Riforme
POS e registratori di cassa: dal 2026 scatta l’obbligo di connessione, si attendono le direttive AdE
Dal 2026 scatta l'obbligo di interconnessione tra POS e registratori telematici, per l'attuazione servono ancora le specifiche tecniche dell'Agenzia delle Entrate.
Dal 1° gennaio 2026 scatta per tutti gli esercizi economico l’obbligo di connettere i propri terminali POS con i registratore di cassa telematico (RT), come previsto dalla Legge di Bilancio 2025 per contrastare l’evasione fiscale e la piena tracciabilità dei pagamenti elettronici.
Tuttavia, anche se la norma di legge esiste, non è ancora tecnicamente applicabile poiché mancano le direttive da parte dell’Agenzia delle Entrate.
L’introduzione dell’obbligo
Per far sì che ogni pagamento elettronico sia automaticamente registrato e inviato al fisco, contrastando così fenomeni di evasione fiscale, la legge di Bilancio 2025 (art. 1, commi da 74 a 77) ha stabilito che, dal 1° gennaio 2026, lo strumento hardware o software mediante il quale sono accettati i pagamenti elettronici (cioè il pos) deve essere sempre collegato al registratore telematico o a un sistema equivalente che registra i corrispettivi.
Tuttavia, anche se la legge impone il nuovo obbligo, il percorso attuativo è affidato all’Agenzia delle Entrate, alla quale è stato affidato il compito di emanare le specifiche tecniche.
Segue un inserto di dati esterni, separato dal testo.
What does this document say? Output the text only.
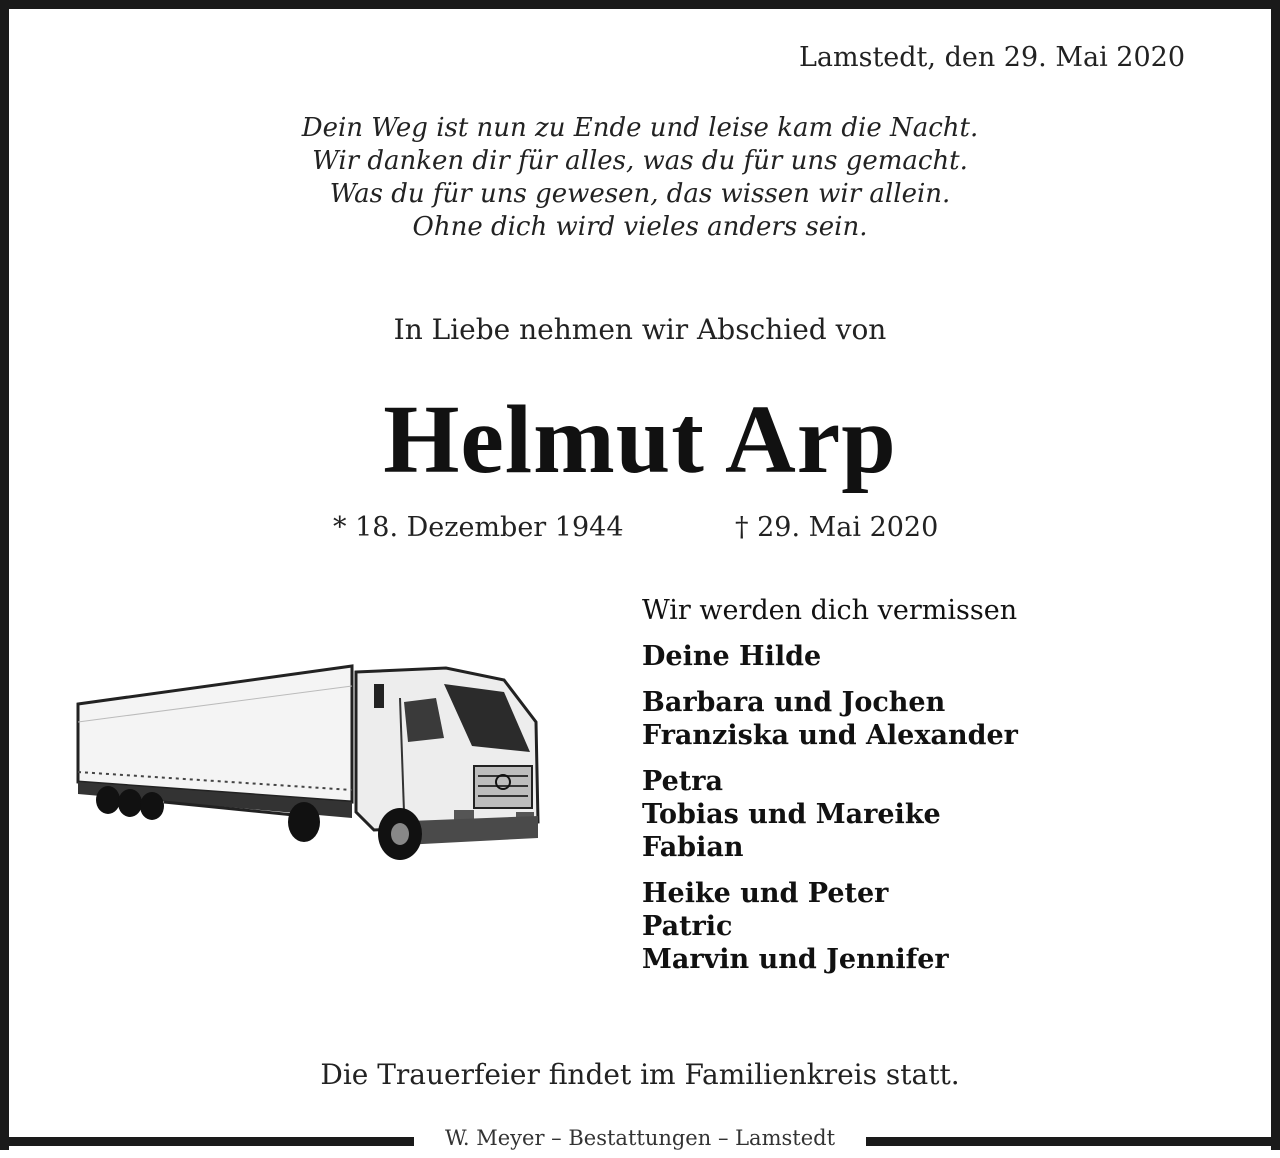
Lamstedt, den 29. Mai 2020
Dein Weg ist nun zu Ende und leise kam die Nacht.
Wir danken dir für alles, was du für uns gemacht.
Was du für uns gewesen, das wissen wir allein.
Ohne dich wird vieles anders sein.
In Liebe nehmen wir Abschied von
Helmut Arp
* 18. Dezember 1944	† 29. Mai 2020
Wir werden dich vermissen
Deine Hilde
Barbara und Jochen
Franziska und Alexander
Petra
Tobias und Mareike
Fabian
Heike und Peter
Patric
Marvin und Jennifer
Die Trauerfeier findet im Familienkreis statt.
W. Meyer – Bestattungen – Lamstedt
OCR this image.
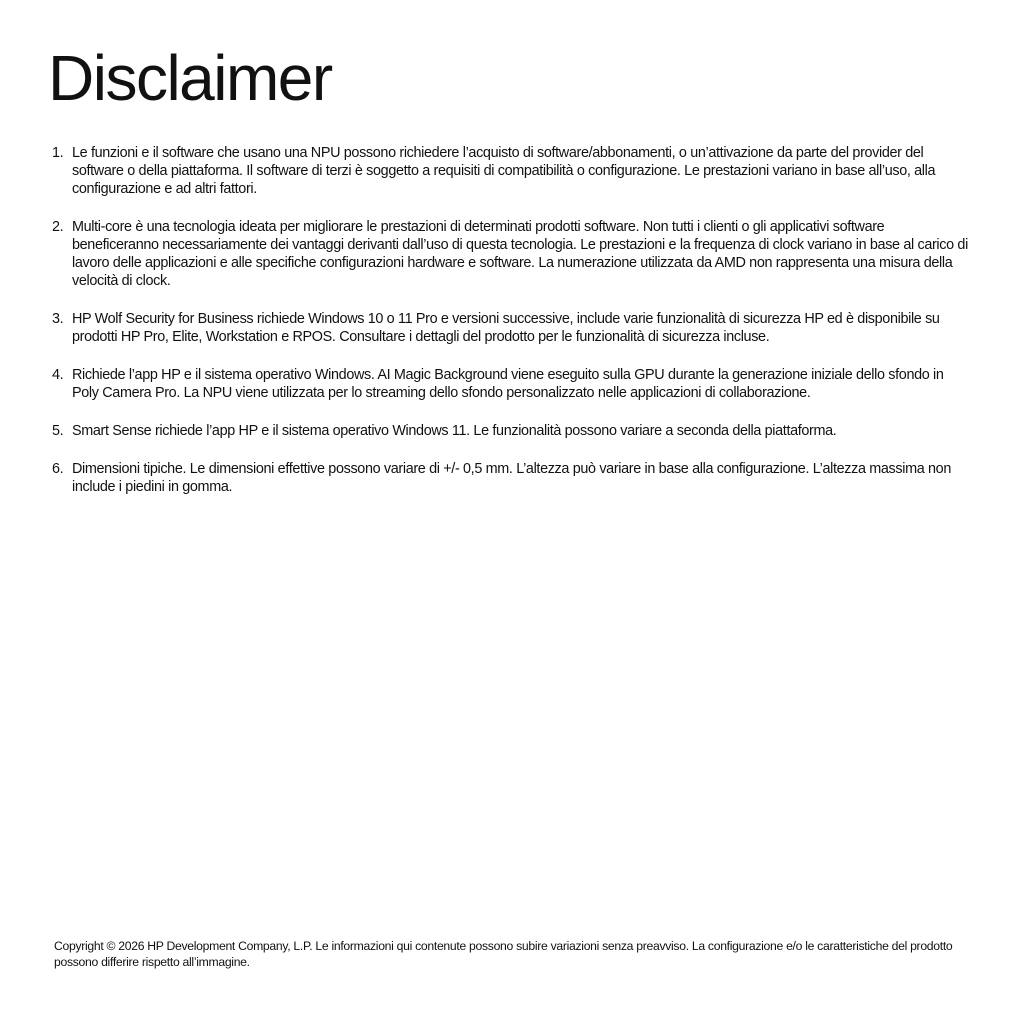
Disclaimer
1. Le funzioni e il software che usano una NPU possono richiedere l’acquisto di software/abbonamenti, o un’attivazione da parte del provider del software o della piattaforma. Il software di terzi è soggetto a requisiti di compatibilità o configurazione. Le prestazioni variano in base all’uso, alla configurazione e ad altri fattori.
2. Multi-core è una tecnologia ideata per migliorare le prestazioni di determinati prodotti software. Non tutti i clienti o gli applicativi software beneficeranno necessariamente dei vantaggi derivanti dall’uso di questa tecnologia. Le prestazioni e la frequenza di clock variano in base al carico di lavoro delle applicazioni e alle specifiche configurazioni hardware e software. La numerazione utilizzata da AMD non rappresenta una misura della velocità di clock.
3. HP Wolf Security for Business richiede Windows 10 o 11 Pro e versioni successive, include varie funzionalità di sicurezza HP ed è disponibile su prodotti HP Pro, Elite, Workstation e RPOS. Consultare i dettagli del prodotto per le funzionalità di sicurezza incluse.
4. Richiede l’app HP e il sistema operativo Windows. AI Magic Background viene eseguito sulla GPU durante la generazione iniziale dello sfondo in Poly Camera Pro. La NPU viene utilizzata per lo streaming dello sfondo personalizzato nelle applicazioni di collaborazione.
5. Smart Sense richiede l’app HP e il sistema operativo Windows 11. Le funzionalità possono variare a seconda della piattaforma.
6. Dimensioni tipiche. Le dimensioni effettive possono variare di +/- 0,5 mm. L’altezza può variare in base alla configurazione. L’altezza massima non include i piedini in gomma.

Copyright © 2026 HP Development Company, L.P. Le informazioni qui contenute possono subire variazioni senza preavviso. La configurazione e/o le caratteristiche del prodotto possono differire rispetto all’immagine.
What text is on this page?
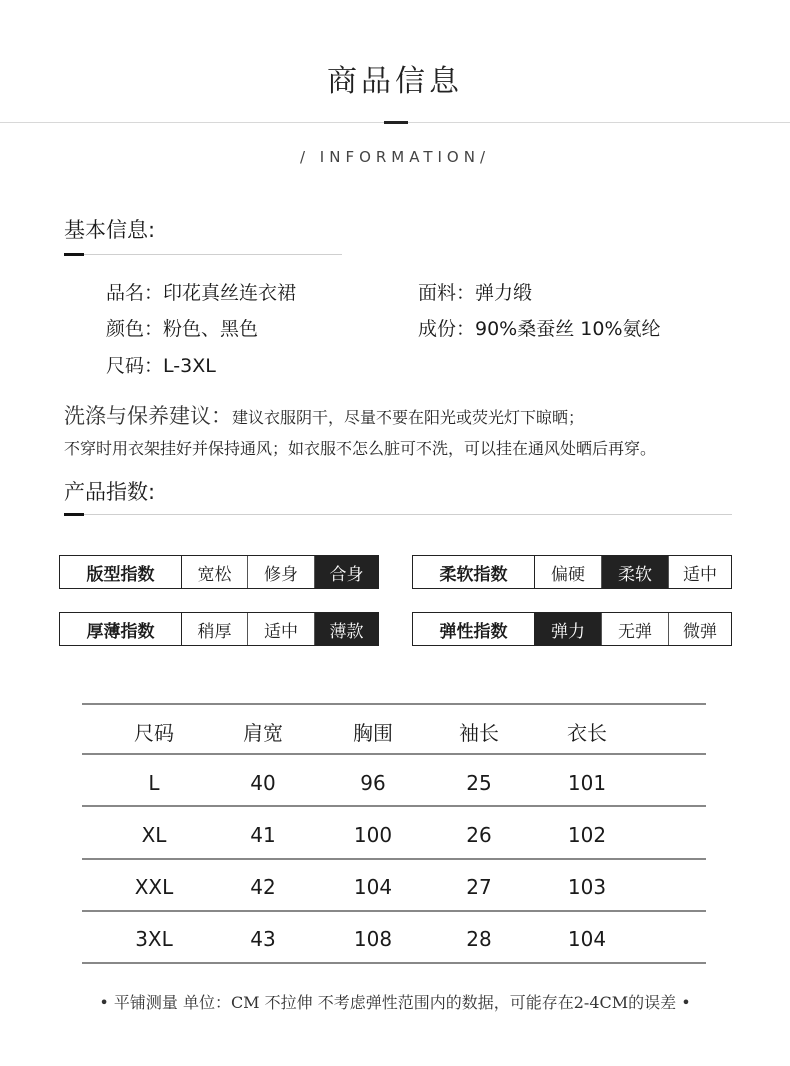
商品信息
/ INFORMATION/
基本信息:
品名：印花真丝连衣裙	面料：弹力缎
颜色：粉色、黑色	成份：90%桑蚕丝 10%氨纶
尺码：L-3XL
洗涤与保养建议：建议衣服阴干，尽量不要在阳光或荧光灯下晾晒；
不穿时用衣架挂好并保持通风；如衣服不怎么脏可不洗，可以挂在通风处晒后再穿。
产品指数:
版型指数	宽松	修身	合身	柔软指数	偏硬	柔软	适中
厚薄指数	稍厚	适中	薄款	弹性指数	弹力	无弹	微弹
尺码	肩宽	胸围	袖长	衣长
L	40	96	25	101
XL	41	100	26	102
XXL	42	104	27	103
3XL	43	108	28	104
• 平铺测量 单位：CM 不拉伸 不考虑弹性范围内的数据，可能存在2-4CM的误差 •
Cosa succede se mancano le direttive
Senza queste direttive non si può sapere con certezza quali dispositivi o software saranno conformi, né quali sono le regole, le tempistiche e le modalità di invio dei dati, o tanto meno i protocolli di sicurezza, le eccezioni e le interpretazioni nonché l’applicazione delle sanzioni previste per chi non rispetta la normativa.
Considerando che al 3 ottobre 2025 le direttive attuative da parte dell’AdE non sono ancora state emanate , il primo rischio è quello di una paralisi operativa che rende di fatto inapplicabile l’obbligo normativo. Non avendo le specifiche precise, gli operatori si trovano in un limbo giuridico, per cui sono tecnicamente obbligati dalla legge ad adeguarsi, ma non hanno i mezzi legittimi e uniformi per farlo.
È possibile che, per evitare il caos, ci saranno interventi “ad hoc”. Per esempio, il legislatore stesso o l’Agenzia potrebbero trovarsi costretti a introdurre deroghe o proroghe all’entrata in vigore della misura.
Anche perché, se le norme di attuazione non riescono a definire in modo inequivocabile le modalità, i termini e i casi specifici di non conformità, l’applicazione della legge da parte degli enti di controllo rischia di diventare arbitraria o facilmente contestabile in sede giudiziaria. La naturale conseguenza sarà una proliferazione di ricorsi da parte degli esercenti, mettendo in crisi il sistema di riscossione e l’autorità stessa.